NHS boss apologises for mental health service failings in Tayside

The chief executive of NHS Tayside has publicly apologised to patients, family and staff for the failings of mental health services laid bare in a damning report.

Grant Archibald has also pledged that he personally will oversee and drive change and improvement in the mental health care offered by the health board.

Mr Archibald spoke to the Tele six days after the findings of the Independent Inquiry into Mental Health Services in Tayside was published.

David Strang’s Trust and Respect report identified 51 recommendations to be implemented to improve mental health services in Tayside.

It also highlighted numerous failings, including a breakdown of trust and respect, a failure to deliver services, a lack of psychiatrists, a lack of leadership and a lack of accountability.

Mr Archibald said: “We apologise, I apologise to all patients and families who have felt let down by services.

“Our aim is to care for each individual patient. I apologise if that has not happened.”

“Dr Strang’s report was hugely important for Tayside and for the people of Tayside.

“We recognised 18 month ago the level of concern there was over mental health services in Tayside.

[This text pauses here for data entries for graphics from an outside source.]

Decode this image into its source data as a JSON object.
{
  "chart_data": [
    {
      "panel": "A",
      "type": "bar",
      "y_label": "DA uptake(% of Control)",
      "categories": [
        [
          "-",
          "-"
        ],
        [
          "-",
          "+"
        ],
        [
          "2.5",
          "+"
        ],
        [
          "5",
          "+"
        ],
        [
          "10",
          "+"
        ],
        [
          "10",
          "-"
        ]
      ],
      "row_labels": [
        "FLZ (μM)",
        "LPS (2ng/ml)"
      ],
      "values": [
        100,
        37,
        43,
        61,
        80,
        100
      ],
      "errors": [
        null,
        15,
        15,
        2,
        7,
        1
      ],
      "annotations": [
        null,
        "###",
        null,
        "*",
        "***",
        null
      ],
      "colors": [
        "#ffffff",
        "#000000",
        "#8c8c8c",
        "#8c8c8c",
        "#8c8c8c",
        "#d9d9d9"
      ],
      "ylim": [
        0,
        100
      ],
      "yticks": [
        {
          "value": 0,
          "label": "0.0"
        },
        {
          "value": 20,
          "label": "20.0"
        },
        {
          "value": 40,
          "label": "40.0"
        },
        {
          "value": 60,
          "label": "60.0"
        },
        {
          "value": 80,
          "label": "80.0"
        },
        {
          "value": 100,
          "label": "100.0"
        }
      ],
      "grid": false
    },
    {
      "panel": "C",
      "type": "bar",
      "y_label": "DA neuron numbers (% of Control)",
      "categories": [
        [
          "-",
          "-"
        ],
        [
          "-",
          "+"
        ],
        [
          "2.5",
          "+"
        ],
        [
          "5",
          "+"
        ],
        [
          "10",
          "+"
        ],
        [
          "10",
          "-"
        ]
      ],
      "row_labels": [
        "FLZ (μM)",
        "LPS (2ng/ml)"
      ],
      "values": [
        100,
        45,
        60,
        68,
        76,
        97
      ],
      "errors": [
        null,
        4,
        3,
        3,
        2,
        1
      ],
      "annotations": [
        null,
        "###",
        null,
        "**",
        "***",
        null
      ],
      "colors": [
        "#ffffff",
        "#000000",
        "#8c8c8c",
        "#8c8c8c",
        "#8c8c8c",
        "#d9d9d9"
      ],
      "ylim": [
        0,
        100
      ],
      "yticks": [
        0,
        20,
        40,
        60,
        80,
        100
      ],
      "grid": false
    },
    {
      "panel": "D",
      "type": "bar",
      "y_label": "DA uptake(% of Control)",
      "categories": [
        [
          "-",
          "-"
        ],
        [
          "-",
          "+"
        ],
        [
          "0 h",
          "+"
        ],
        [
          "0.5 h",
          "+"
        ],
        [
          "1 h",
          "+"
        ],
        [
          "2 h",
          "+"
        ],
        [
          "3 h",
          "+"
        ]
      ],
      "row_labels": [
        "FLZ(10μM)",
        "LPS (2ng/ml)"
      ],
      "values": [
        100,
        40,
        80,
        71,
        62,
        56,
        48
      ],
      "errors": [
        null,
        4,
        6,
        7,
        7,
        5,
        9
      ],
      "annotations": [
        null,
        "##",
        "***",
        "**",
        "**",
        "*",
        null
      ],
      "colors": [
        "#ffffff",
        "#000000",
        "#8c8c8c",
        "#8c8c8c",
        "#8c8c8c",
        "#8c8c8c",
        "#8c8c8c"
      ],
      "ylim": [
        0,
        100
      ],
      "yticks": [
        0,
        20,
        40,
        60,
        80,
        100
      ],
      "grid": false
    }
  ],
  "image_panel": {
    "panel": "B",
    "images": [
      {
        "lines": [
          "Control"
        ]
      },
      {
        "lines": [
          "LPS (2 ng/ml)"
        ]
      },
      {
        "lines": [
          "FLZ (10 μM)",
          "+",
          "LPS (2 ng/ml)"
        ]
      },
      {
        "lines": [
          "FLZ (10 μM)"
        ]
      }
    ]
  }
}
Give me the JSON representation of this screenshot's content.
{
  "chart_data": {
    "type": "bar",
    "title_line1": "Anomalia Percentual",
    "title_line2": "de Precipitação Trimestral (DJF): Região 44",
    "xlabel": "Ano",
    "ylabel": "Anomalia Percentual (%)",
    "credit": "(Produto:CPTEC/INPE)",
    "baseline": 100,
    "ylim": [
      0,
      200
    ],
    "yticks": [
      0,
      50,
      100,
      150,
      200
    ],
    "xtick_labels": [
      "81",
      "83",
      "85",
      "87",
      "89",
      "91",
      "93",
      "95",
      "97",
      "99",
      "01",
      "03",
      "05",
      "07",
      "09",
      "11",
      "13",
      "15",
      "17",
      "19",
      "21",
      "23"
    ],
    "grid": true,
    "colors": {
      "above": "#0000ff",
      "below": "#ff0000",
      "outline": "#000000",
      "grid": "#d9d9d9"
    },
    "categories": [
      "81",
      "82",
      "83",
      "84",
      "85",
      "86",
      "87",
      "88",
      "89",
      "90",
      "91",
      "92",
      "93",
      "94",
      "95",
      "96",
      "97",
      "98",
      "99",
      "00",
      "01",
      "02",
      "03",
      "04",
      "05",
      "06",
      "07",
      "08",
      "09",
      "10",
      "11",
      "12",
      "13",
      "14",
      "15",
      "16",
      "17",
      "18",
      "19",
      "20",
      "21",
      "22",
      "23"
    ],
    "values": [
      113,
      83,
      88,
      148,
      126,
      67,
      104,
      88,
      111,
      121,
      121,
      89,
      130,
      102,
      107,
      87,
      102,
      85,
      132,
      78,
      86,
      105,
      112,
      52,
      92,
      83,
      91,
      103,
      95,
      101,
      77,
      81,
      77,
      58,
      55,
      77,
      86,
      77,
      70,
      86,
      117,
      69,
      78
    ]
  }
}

We responded by commissioning the independent review.

“We now realise that it is important that we now learn from this report which goes into  significant detail following interviews with 1,500 people during the process.

“It is important that we listen to these voices and to the experiences detailed by patients and others.

“First of all we apologise, we have listened and now we need to learn and change.

“We must rebuild confidence in the NHS and we recognise that that is not going to be easy.

“My personal commitment to the  people of Tayside is that I will work with them to address all the recommendations made by Dr Strang in his report.”

Among the recommendations the board are now going to look at are the provision of a 24/7  crisis care centre.

A review will also take place into its current facilities, including Carseview, to establish whether they are fit for purpose.

Meanwhile, allegations of bullying from staff will also be investigated, and the board is also going to attempt to identify new ways of attracting more staff, including more psychiatrists.

Mr Archibald said that the process of change had already begin, with a statement of intent now signed by him, the chief executives of the local authorities in the board area, and police

He added: “This will take time but we will be listening and  we are are committed to learning from past mistakes

“I personally will be playing a key role and will continually report back progress that is made.

“We are aware the the spotlight is now on us I will be ensuring that all the recommendations made by Dr Strang to improve mental health services are acted upon.”

“I recognise there are challenges with all of these issues but there is a real enthusiasm  to meet these challenges and improve mental health services provided by NHS Tayside.”

Mr Archibald said Dr Strang will return in a year’s time, by which point he hoped to “provide him with the evidence that change is actively taking place”.